FYI teachers, this bill will not be all pay raises as expected. Your individual districts will decide what to do with the allocations afforded to them by the state. Meaning, you may get a raise, amount determined by your district, or you may get lowered premiums towards your healthcare that will ultimately give you more money in your paychecks. The amount, though, will vary depending on your district.

According to Andrea Zelinski and Allie Morris at the Houston Chronicle, “Public school teachers in Texas could see a pay raise under the Legislature’s sweeping education reform bill, but the size depends on the district, which can choose whether to boost salaries or put the money toward health insurance benefits.”

Teachers in Texas are still making less money compared to the national average.

Fernando Ramirez at the Houston Chronicle indicated, “Texas teacher’s ranked 28th on the list, with a salary $52,575, faring better than surrounding states Oklahoma ($45,292), Lousiana ($50,000), Arkansas ($48,304) and New Mexico ($47,122), but still lagging an impressive $7,085 behind the national average.”

Over the past several years, we have seen many teachers in many states protest for more, well-deserved pay. We have seen an uprise [about time] to ensure that teachers are compensated for their hard work and dedication to the profession. States like Colorado, Arizona, Oklahoma, North Carolina, California, and West Virginia have all endured official teacher strikes; however, rallies around the country are continuing to gain momentum.

Bernie Sanders, a Democratic presidential candidate, has called for a national starting pay for teachers at $60,000 a year.
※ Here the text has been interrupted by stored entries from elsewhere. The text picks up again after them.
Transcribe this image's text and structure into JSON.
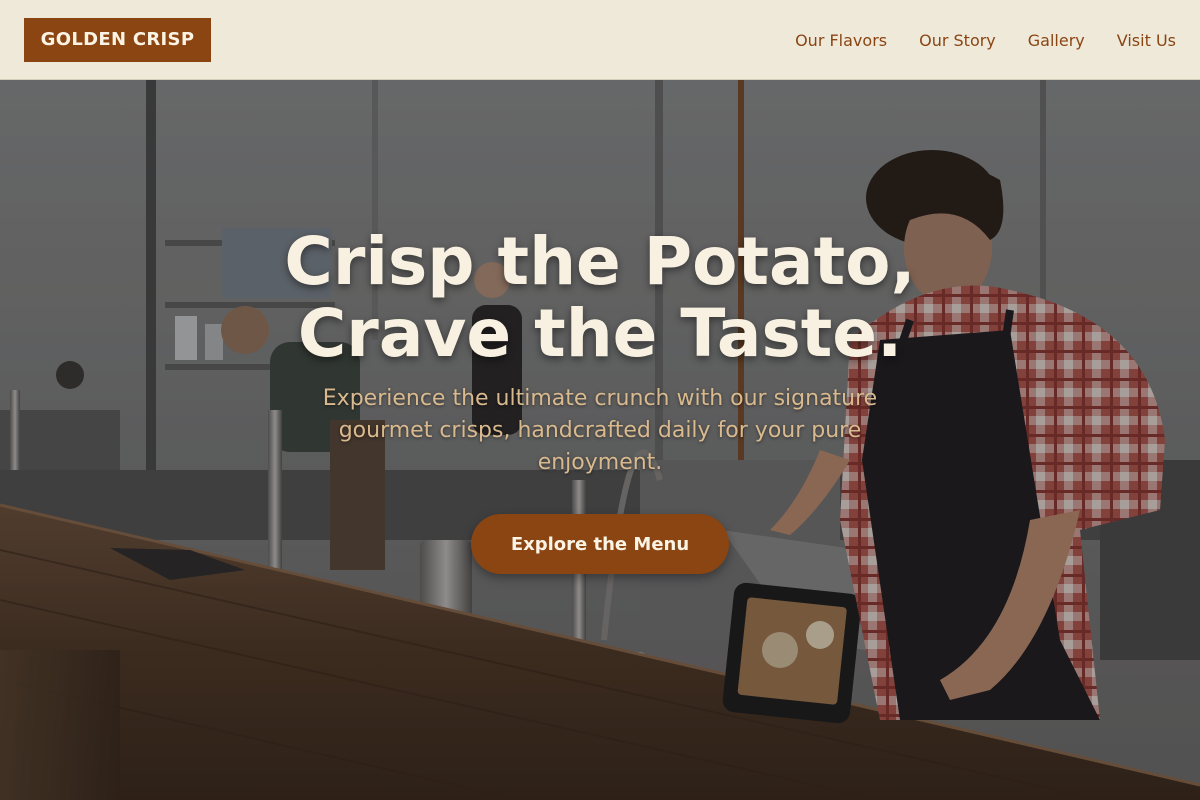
{
  "brand": {
    "logo_text": "GOLDEN CRISP"
  },
  "nav": {
    "links": [
      {
        "label": "Our Flavors"
      },
      {
        "label": "Our Story"
      },
      {
        "label": "Gallery"
      },
      {
        "label": "Visit Us"
      }
    ]
  },
  "hero": {
    "title_line1": "Crisp the Potato,",
    "title_line2": "Crave the Taste.",
    "subtitle": "Experience the ultimate crunch with our signature gourmet crisps, handcrafted daily for your pure enjoyment.",
    "cta_label": "Explore the Menu"
  },
  "colors": {
    "brand_brown": "#8a4513",
    "nav_background": "#efe9da",
    "title_cream": "#f8f0e0",
    "subtitle_tan": "#d9b98e"
  }
}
He has also indicated a desire to ban for-profit charter schools.

Every election year, politicians empathize with teachers about their working conditions and underpaid compensation; however, once elected, there has been little interest to invest in teacher working conditions and pay raises. We are going in a foward direction, but we are going at the speed of a ‘school zone’ instead of going 85 mph on State Highway 130.

Teachers, confront your districts and continue to rally for what you deserve! It’s a waiting game at this point, but I am hopeful that districts will start appreciating their teachers and staff. We will see if this is actually too good to be true!